Automating Rollback With Health Checks
The ideal rollback is one that happens automatically when a deployment goes wrong:
# GitHub Actions: auto-rollback on failed health check
- name: Deploy
run: kubectl set image deployment/myapp myapp=${{ env.IMAGE_TAG }}
- name: Wait for rollout
run: kubectl rollout status deployment/myapp --timeout=300s
- name: Health check
id: health-check
run: |
for i in {1..10}; do
STATUS=$(curl -s -o /dev/null -w "%{http_code}" https://api.example.com/health)

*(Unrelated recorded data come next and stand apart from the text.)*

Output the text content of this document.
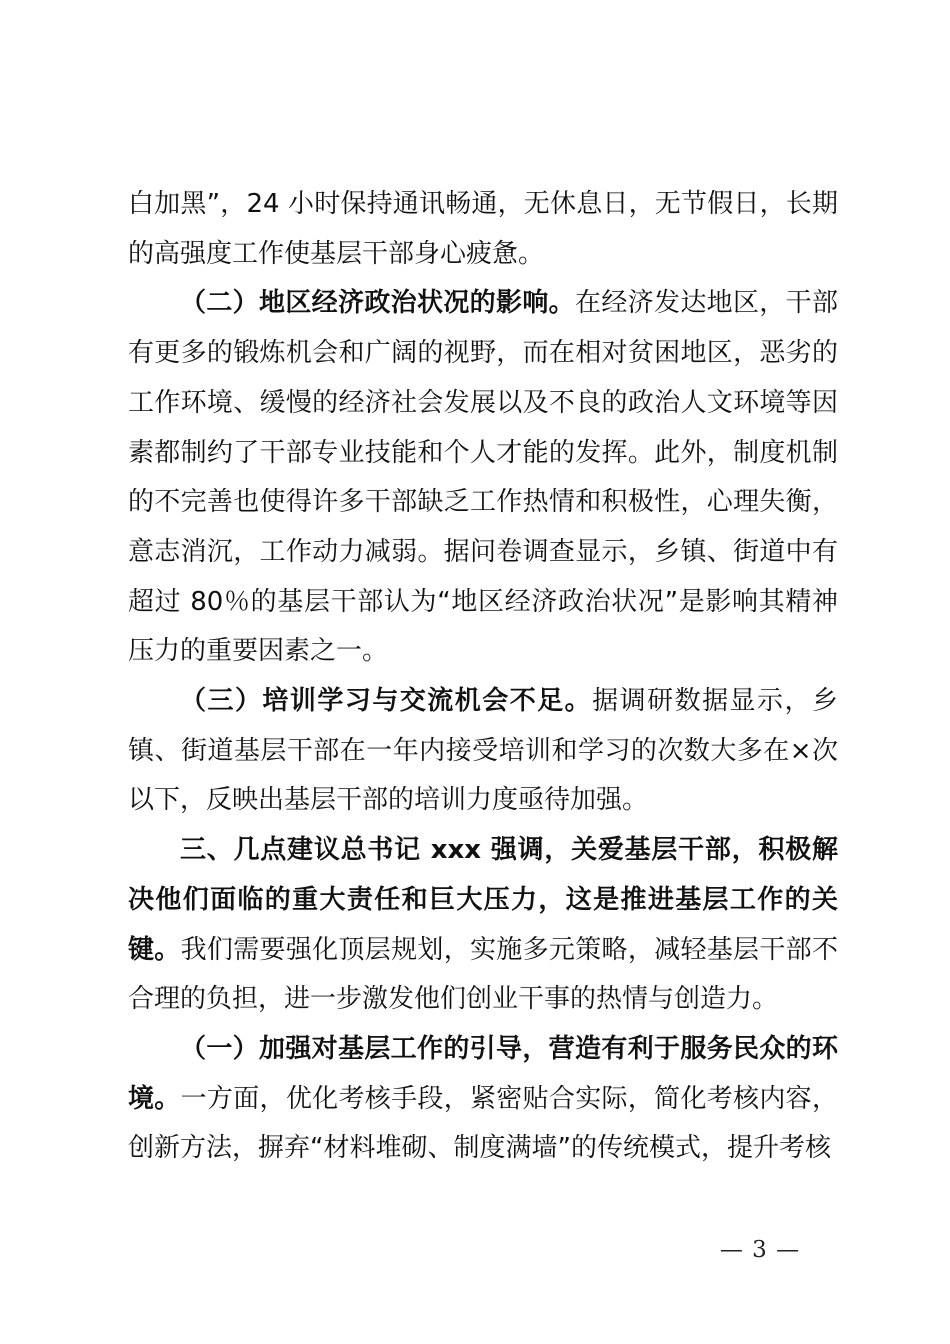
白加黑”，24 小时保持通讯畅通，无休息日，无节假日，长期的高强度工作使基层干部身心疲惫。

（二）地区经济政治状况的影响。在经济发达地区，干部有更多的锻炼机会和广阔的视野，而在相对贫困地区，恶劣的工作环境、缓慢的经济社会发展以及不良的政治人文环境等因素都制约了干部专业技能和个人才能的发挥。此外，制度机制的不完善也使得许多干部缺乏工作热情和积极性，心理失衡，意志消沉，工作动力减弱。据问卷调查显示，乡镇、街道中有超过 80％的基层干部认为“地区经济政治状况”是影响其精神压力的重要因素之一。

（三）培训学习与交流机会不足。据调研数据显示，乡镇、街道基层干部在一年内接受培训和学习的次数大多在×次以下，反映出基层干部的培训力度亟待加强。

三、几点建议总书记 xxx 强调，关爱基层干部，积极解决他们面临的重大责任和巨大压力，这是推进基层工作的关键。我们需要强化顶层规划，实施多元策略，减轻基层干部不合理的负担，进一步激发他们创业干事的热情与创造力。

（一）加强对基层工作的引导，营造有利于服务民众的环境。一方面，优化考核手段，紧密贴合实际，简化考核内容，创新方法，摒弃“材料堆砌、制度满墙”的传统模式，提升考核

— 3 —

if [[ $STATUS == "200" ]]; then
echo "Health check passed"
exit 0
fi
echo "Attempt $i: status $STATUS, retrying..."
sleep 15
done
echo "Health check failed after 10 attempts"
exit 1
- name: Rollback on failure
if: failure() && steps.health-check.outcome == 'failure'
run: |
echo "Deployment failed health check, rolling back"

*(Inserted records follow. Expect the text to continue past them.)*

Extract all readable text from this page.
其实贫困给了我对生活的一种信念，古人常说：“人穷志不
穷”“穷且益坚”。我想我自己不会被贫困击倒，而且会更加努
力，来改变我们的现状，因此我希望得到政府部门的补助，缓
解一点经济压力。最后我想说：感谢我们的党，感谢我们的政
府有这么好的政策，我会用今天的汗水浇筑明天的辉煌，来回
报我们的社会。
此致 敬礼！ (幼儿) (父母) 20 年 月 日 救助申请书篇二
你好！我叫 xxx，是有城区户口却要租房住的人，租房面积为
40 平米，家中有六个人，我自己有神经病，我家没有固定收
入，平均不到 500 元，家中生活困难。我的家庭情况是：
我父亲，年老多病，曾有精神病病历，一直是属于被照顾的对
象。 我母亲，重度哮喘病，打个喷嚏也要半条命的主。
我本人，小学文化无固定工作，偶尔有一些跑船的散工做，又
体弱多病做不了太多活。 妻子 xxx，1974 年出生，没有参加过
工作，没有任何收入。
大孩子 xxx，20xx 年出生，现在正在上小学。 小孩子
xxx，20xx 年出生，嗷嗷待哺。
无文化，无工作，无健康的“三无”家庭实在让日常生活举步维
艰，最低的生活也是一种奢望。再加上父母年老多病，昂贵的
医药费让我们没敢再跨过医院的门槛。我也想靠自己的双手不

kubectl rollout undo deployment/myapp
kubectl rollout status deployment/myapp --timeout=120s
echo "::error::Deployment rolled back due to failed health check"
exit 1
Feature Flag Rollback
For large features, the fastest rollback is a feature flag toggle. The code is deployed but the feature is off:
class FeatureFlagMiddleware
{
public function handle(Request $request, Closure $next, string $flag): Response
{
if (!$this->featureFlags->isEnabled($flag, $request->user())) {
abort(404);
}
return $next($request);
}
}
// Rolling out new checkout flow
class CheckoutController
{
public function show(Request $request, Cart $cart): Response
{
if ($this->featureFlags->isEnabled('new-checkout-flow', $request->user())) {
return view('checkout.new', compact('cart'));
}
return view('checkout.legacy', compact('cart'));
}
}
When a feature flag rollback is needed, you flip the flag in your feature flag service (LaunchDarkly, Unleash, etc.) — no deployment required. The change propagates within seconds.

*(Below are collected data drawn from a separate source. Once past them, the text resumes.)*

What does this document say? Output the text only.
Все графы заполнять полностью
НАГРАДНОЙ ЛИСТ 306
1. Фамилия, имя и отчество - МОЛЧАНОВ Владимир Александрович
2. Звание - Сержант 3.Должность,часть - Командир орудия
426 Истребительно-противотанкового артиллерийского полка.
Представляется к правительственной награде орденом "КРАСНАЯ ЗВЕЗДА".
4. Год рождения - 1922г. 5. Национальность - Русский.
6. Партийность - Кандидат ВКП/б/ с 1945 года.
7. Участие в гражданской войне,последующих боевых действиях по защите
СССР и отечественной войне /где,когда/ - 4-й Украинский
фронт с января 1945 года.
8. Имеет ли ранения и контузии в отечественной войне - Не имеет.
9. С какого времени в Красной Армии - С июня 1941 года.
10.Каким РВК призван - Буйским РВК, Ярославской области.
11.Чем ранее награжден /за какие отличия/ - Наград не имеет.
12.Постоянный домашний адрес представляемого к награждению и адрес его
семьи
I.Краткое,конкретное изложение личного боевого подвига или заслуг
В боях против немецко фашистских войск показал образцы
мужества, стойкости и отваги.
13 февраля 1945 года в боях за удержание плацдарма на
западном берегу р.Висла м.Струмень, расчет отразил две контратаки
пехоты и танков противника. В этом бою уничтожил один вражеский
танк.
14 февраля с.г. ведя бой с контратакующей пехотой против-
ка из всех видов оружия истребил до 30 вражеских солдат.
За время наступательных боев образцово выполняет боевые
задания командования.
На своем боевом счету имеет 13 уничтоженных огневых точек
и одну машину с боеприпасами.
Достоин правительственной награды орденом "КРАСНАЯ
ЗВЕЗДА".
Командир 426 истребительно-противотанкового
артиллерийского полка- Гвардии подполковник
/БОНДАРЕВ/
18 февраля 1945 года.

Document Your Rollback Procedure
The rollback procedure should be in a runbook, not in someone's head:
# Rollback Runbook
## When to Roll Back
- Error rate > 5% for > 3 minutes after deployment
- P99 latency > 2x baseline for > 5 minutes
- Critical bug confirmed in the new release
- On-call engineer judgment
## Rollback Steps
### Code-Only Change (no migration)
1. Run: `./scripts/rollback.sh` (or `kubectl rollout undo deployment/myapp`)
2. Verify: `curl https://api.example.com/health`
3. Monitor: Check error rates in Datadog for 10 minutes
4. Notify: Post in #deployments channel: "Rolled back to vX.X.X at HH:MM UTC"
### Change With Migration
1. Check migration type: expand (safe to rollback) or contract (requires data consideration)
2. For expand migrations: Roll back code first, then run `php artisan migrate:rollback`
3. For contract migrations: Contact the on-call database engineer before rolling back
4. Escalate to database team if uncertain
## Rollback Testing
Test rollback procedure in staging monthly. Document the last test date here: [date]
Rollback that works is a deliberate engineering decision. It requires designing migrations carefully, maintaining deployment history, and testing the rollback path before you need it under pressure.